Baerbock und Barrot besichtigen syrisches Foltergefängnis

11.33 Uhr: Außenministerin Annalena Baerbock hat rund vier Wochen nach dem Umsturz in Syrien das berüchtigte Foltergefängnis Saidnaja besichtigt. Gemeinsam mit ihrem französischen Amtskollegen Jean-Noël Barrot ließ sich die Grünen-Politikerin von Vertretern der syrischen Zivilschutzorganisation Weißhelme über die Zustände in dem Gefängnis nahe der Hauptstadt Damaskus informieren. 

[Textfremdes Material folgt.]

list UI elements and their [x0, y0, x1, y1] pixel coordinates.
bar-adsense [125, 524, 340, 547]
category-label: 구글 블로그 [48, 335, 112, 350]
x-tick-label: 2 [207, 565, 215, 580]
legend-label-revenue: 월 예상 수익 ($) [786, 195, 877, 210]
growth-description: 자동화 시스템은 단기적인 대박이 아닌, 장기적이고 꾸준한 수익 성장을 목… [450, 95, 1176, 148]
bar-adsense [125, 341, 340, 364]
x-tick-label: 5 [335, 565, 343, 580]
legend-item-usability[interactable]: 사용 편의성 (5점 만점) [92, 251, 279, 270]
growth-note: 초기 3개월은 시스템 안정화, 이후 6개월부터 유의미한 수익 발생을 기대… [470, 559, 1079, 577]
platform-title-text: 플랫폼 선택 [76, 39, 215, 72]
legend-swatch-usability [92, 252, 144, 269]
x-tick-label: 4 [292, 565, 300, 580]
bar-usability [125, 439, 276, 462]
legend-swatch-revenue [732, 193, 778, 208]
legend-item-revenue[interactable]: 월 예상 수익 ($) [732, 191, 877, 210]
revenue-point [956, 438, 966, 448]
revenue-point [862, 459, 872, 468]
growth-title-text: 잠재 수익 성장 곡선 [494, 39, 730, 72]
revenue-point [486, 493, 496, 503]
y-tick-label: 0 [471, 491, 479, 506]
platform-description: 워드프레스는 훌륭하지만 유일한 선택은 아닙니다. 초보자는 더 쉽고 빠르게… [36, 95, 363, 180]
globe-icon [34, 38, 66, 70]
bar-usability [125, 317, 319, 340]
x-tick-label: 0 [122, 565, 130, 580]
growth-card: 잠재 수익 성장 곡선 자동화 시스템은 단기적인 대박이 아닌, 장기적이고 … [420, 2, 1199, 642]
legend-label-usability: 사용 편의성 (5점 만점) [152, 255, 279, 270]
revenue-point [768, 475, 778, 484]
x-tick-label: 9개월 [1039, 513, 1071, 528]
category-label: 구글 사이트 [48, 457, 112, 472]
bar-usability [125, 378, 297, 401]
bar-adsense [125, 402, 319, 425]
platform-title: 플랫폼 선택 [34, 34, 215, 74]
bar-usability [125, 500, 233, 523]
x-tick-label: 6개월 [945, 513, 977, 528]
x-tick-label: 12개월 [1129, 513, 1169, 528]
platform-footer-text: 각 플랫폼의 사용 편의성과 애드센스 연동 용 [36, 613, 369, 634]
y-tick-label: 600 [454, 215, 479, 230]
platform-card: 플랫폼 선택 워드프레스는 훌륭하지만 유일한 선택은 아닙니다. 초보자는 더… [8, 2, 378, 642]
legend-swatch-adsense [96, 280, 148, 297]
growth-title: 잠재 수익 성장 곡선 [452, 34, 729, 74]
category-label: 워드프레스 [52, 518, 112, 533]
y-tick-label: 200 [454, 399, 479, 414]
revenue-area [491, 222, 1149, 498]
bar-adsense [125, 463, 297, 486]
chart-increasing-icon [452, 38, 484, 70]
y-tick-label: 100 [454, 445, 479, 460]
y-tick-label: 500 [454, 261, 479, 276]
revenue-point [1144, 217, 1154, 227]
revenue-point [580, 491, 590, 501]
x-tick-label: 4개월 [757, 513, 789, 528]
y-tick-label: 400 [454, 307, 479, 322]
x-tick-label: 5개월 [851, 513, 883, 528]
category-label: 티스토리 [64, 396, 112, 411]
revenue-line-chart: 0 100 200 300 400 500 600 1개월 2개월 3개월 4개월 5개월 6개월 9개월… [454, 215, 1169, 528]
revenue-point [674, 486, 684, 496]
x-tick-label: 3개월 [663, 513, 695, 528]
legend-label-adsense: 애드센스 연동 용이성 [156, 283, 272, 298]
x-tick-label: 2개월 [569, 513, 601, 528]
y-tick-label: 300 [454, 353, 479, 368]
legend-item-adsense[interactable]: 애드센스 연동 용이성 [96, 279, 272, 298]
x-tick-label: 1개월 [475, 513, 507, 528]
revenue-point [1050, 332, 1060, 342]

Saidnaja gilt als das wohl berüchtigtste Militärgefängnis aus der Zeit des Langzeitmachthabers Baschar al-Assad. Im Volksmund wurde es nur das „Schlachthaus“ genannt. Seit 2011 haben Menschenrechtler dort systematische Massenhinrichtungen, Folter und das Verschwinden von Tausenden Gefangenen dokumentiert. 

Amnesty International kam nach Interviews mit Ex-Häftlingen, Sicherheitsleuten, Richtern sowie Anwälten und Experten zu dem Schluss, dass in Saidnaja unter Anweisung der Assad-Regierung Verbrechen gegen die Menschlichkeit begangenen wurden.